Ship30for30 Day 4 - There are times to give up
There are times to give up
Ryan Holiday says, “what stands in the way becomes the way.”
What stood in my way during 2020 turned into an exercise in the futility of overcoming an obstacle that could not be moved with perspective, leverage, or time.
I learned a valuable lesson through the futility: know when the time comes to cut off a failing course and change tacks.
Disclaimer: My story is my brief interpretation of the events. Everyone is welcome to their own perspective on the events.
Remember the scene in Office Space when Peter says to the therapist: “…every single day of my life has been worse than the day before it. So that means that every single day that you see me, that’s on the worst day of my life.”
Every day of 2020 felt like the worst day of my life.
Every workday I would swipe off my alarm, and stare at the ceiling, hoping a meteor would obliterate everything instead of having to deal with the silent treatment.
It started when a catalyst turned a normal job into Office Space. The catalyst was one person consistently setting me up to fail when I asked for help. I’d ask for help, they’d give me an answer, then their answer would immediately blow up into a major issue, and they’d swoop in to take over the situation. This rapidly escalated into systematic invalidation from the catalyst, resulting in me being told I was a bad communicator and I needed to learn to communicate better.
I accept I’m not the greatest communicator and I have plenty of room for improvement in all areas of my life. With me being pointed out as the problem, I committed to learning to be a better communicator and work through the issues.
I devoured all I could get my hands on – books, podcasts, talks, and classes – oh the classes…I could have bought an extremely nice car for the money I spent on classes.
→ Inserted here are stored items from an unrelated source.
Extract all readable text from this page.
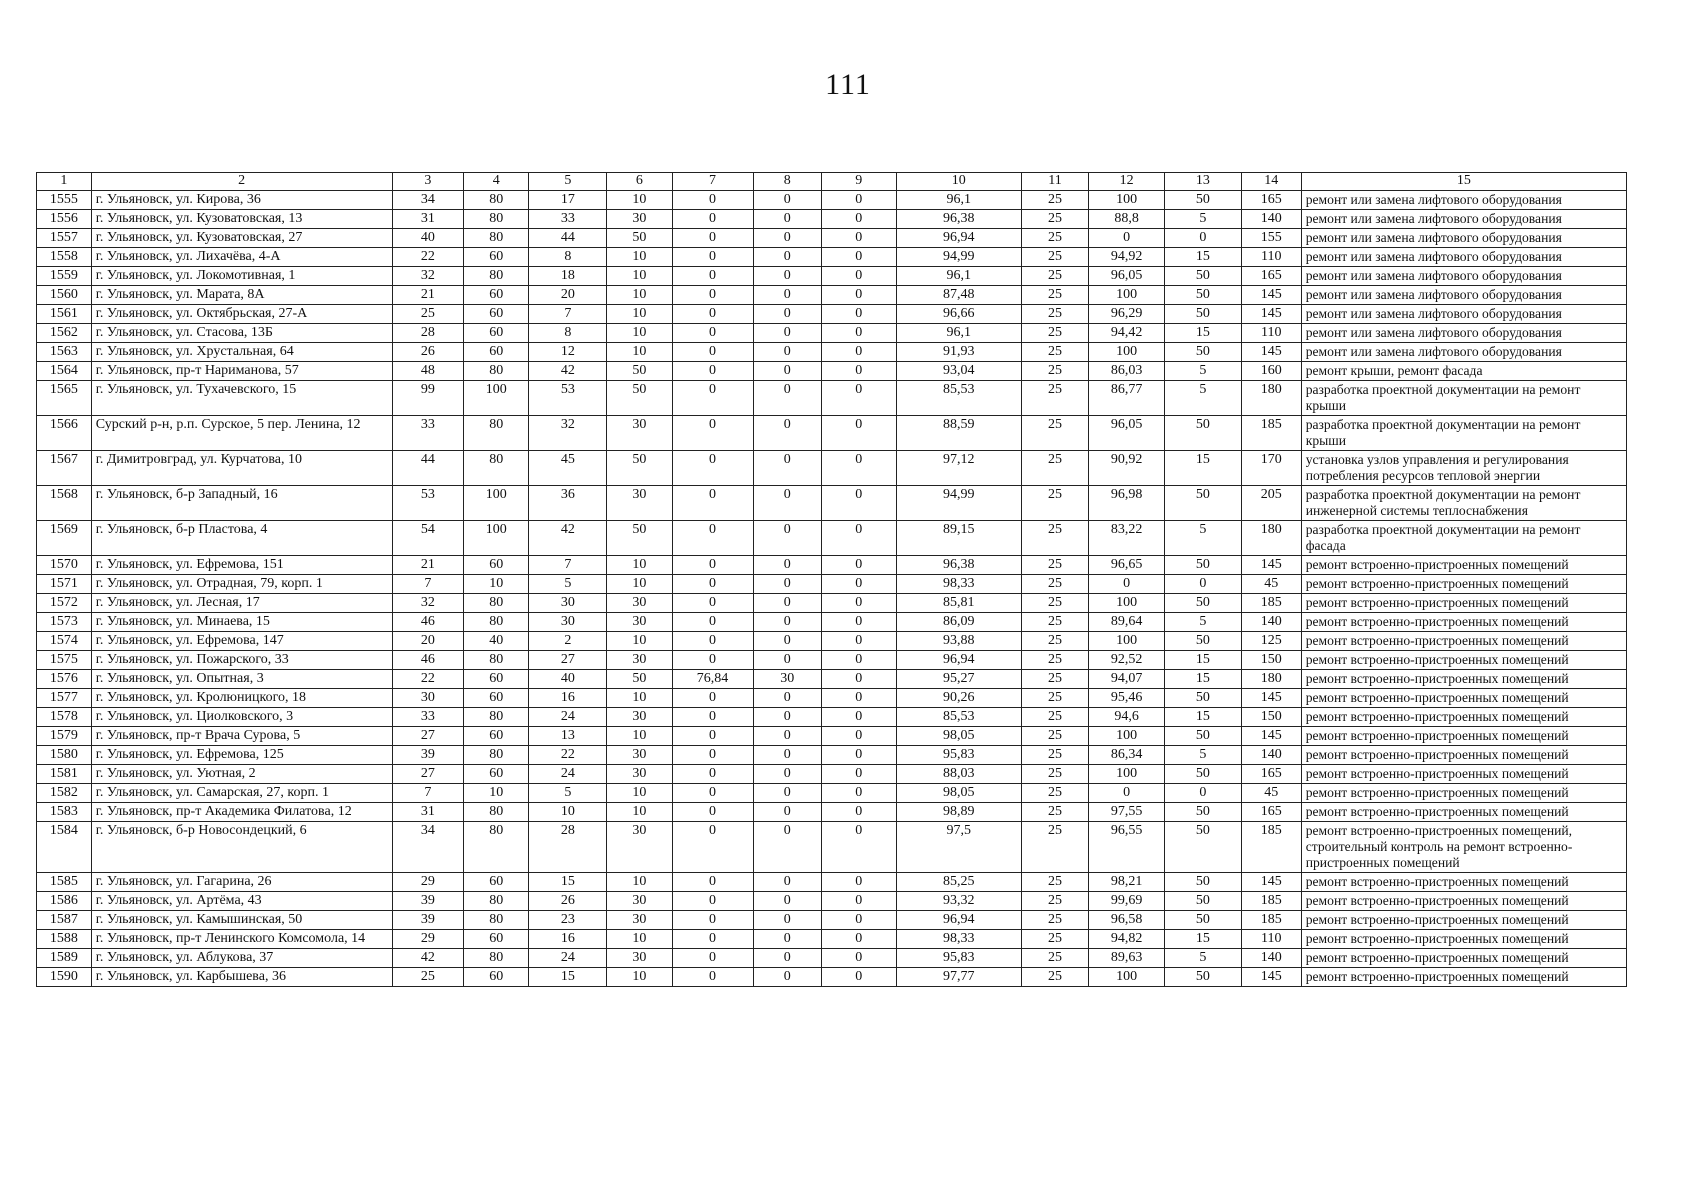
111
1	2	3	4	5	6	7	8	9	10	11	12	13	14	15
1555	г. Ульяновск, ул. Кирова, 36	34	80	17	10	0	0	0	96,1	25	100	50	165	ремонт или замена лифтового оборудования
1556	г. Ульяновск, ул. Кузоватовская, 13	31	80	33	30	0	0	0	96,38	25	88,8	5	140	ремонт или замена лифтового оборудования
1557	г. Ульяновск, ул. Кузоватовская, 27	40	80	44	50	0	0	0	96,94	25	0	0	155	ремонт или замена лифтового оборудования
1558	г. Ульяновск, ул. Лихачёва, 4-А	22	60	8	10	0	0	0	94,99	25	94,92	15	110	ремонт или замена лифтового оборудования
1559	г. Ульяновск, ул. Локомотивная, 1	32	80	18	10	0	0	0	96,1	25	96,05	50	165	ремонт или замена лифтового оборудования
1560	г. Ульяновск, ул. Марата, 8А	21	60	20	10	0	0	0	87,48	25	100	50	145	ремонт или замена лифтового оборудования
1561	г. Ульяновск, ул. Октябрьская, 27-А	25	60	7	10	0	0	0	96,66	25	96,29	50	145	ремонт или замена лифтового оборудования
1562	г. Ульяновск, ул. Стасова, 13Б	28	60	8	10	0	0	0	96,1	25	94,42	15	110	ремонт или замена лифтового оборудования
1563	г. Ульяновск, ул. Хрустальная, 64	26	60	12	10	0	0	0	91,93	25	100	50	145	ремонт или замена лифтового оборудования
1564	г. Ульяновск, пр-т Нариманова, 57	48	80	42	50	0	0	0	93,04	25	86,03	5	160	ремонт крыши, ремонт фасада
1565	г. Ульяновск, ул. Тухачевского, 15	99	100	53	50	0	0	0	85,53	25	86,77	5	180	разработка проектной документации на ремонт крыши
1566	Сурский р-н, р.п. Сурское, 5 пер. Ленина, 12	33	80	32	30	0	0	0	88,59	25	96,05	50	185	разработка проектной документации на ремонт крыши
1567	г. Димитровград, ул. Курчатова, 10	44	80	45	50	0	0	0	97,12	25	90,92	15	170	установка узлов управления и регулирования потребления ресурсов тепловой энергии
1568	г. Ульяновск, б-р Западный, 16	53	100	36	30	0	0	0	94,99	25	96,98	50	205	разработка проектной документации на ремонт инженерной системы теплоснабжения
1569	г. Ульяновск, б-р Пластова, 4	54	100	42	50	0	0	0	89,15	25	83,22	5	180	разработка проектной документации на ремонт фасада
1570	г. Ульяновск, ул. Ефремова, 151	21	60	7	10	0	0	0	96,38	25	96,65	50	145	ремонт встроенно-пристроенных помещений
1571	г. Ульяновск, ул. Отрадная, 79, корп. 1	7	10	5	10	0	0	0	98,33	25	0	0	45	ремонт встроенно-пристроенных помещений
1572	г. Ульяновск, ул. Лесная, 17	32	80	30	30	0	0	0	85,81	25	100	50	185	ремонт встроенно-пристроенных помещений
1573	г. Ульяновск, ул. Минаева, 15	46	80	30	30	0	0	0	86,09	25	89,64	5	140	ремонт встроенно-пристроенных помещений
1574	г. Ульяновск, ул. Ефремова, 147	20	40	2	10	0	0	0	93,88	25	100	50	125	ремонт встроенно-пристроенных помещений
1575	г. Ульяновск, ул. Пожарского, 33	46	80	27	30	0	0	0	96,94	25	92,52	15	150	ремонт встроенно-пристроенных помещений
1576	г. Ульяновск, ул. Опытная, 3	22	60	40	50	76,84	30	0	95,27	25	94,07	15	180	ремонт встроенно-пристроенных помещений
1577	г. Ульяновск, ул. Кролюницкого, 18	30	60	16	10	0	0	0	90,26	25	95,46	50	145	ремонт встроенно-пристроенных помещений
1578	г. Ульяновск, ул. Циолковского, 3	33	80	24	30	0	0	0	85,53	25	94,6	15	150	ремонт встроенно-пристроенных помещений
1579	г. Ульяновск, пр-т Врача Сурова, 5	27	60	13	10	0	0	0	98,05	25	100	50	145	ремонт встроенно-пристроенных помещений
1580	г. Ульяновск, ул. Ефремова, 125	39	80	22	30	0	0	0	95,83	25	86,34	5	140	ремонт встроенно-пристроенных помещений
1581	г. Ульяновск, ул. Уютная, 2	27	60	24	30	0	0	0	88,03	25	100	50	165	ремонт встроенно-пристроенных помещений
1582	г. Ульяновск, ул. Самарская, 27, корп. 1	7	10	5	10	0	0	0	98,05	25	0	0	45	ремонт встроенно-пристроенных помещений
1583	г. Ульяновск, пр-т Академика Филатова, 12	31	80	10	10	0	0	0	98,89	25	97,55	50	165	ремонт встроенно-пристроенных помещений
1584	г. Ульяновск, б-р Новосондецкий, 6	34	80	28	30	0	0	0	97,5	25	96,55	50	185	ремонт встроенно-пристроенных помещений, строительный контроль на ремонт встроенно-пристроенных помещений
1585	г. Ульяновск, ул. Гагарина, 26	29	60	15	10	0	0	0	85,25	25	98,21	50	145	ремонт встроенно-пристроенных помещений
1586	г. Ульяновск, ул. Артёма, 43	39	80	26	30	0	0	0	93,32	25	99,69	50	185	ремонт встроенно-пристроенных помещений
1587	г. Ульяновск, ул. Камышинская, 50	39	80	23	30	0	0	0	96,94	25	96,58	50	185	ремонт встроенно-пристроенных помещений
1588	г. Ульяновск, пр-т Ленинского Комсомола, 14	29	60	16	10	0	0	0	98,33	25	94,82	15	110	ремонт встроенно-пристроенных помещений
1589	г. Ульяновск, ул. Аблукова, 37	42	80	24	30	0	0	0	95,83	25	89,63	5	140	ремонт встроенно-пристроенных помещений
1590	г. Ульяновск, ул. Карбышева, 36	25	60	15	10	0	0	0	97,77	25	100	50	145	ремонт встроенно-пристроенных помещений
I practiced, tested, and evaluated all the skills I could to break through the silence and unresponsiveness.
Active listening . . .nothing
Compastionate curosity . . .nothing
Tactical empathy. . . .nothing
Flexing communciation styles. . .nothing
Every skill felt like it was disappearing into a black hole. I kept at it. Every day. Week after week. Driving myself deeper into burnout and depression to find an answer. I could see the new skills were hugely effective interacting with other people and other teams, but the team was still unresponsiveness.
After close to a year of throwing myself into the emotional gladiator arena, I learned the most important lesson: when to give up.
I learned, there is no shame in giving up and walking away from people who are making you worse.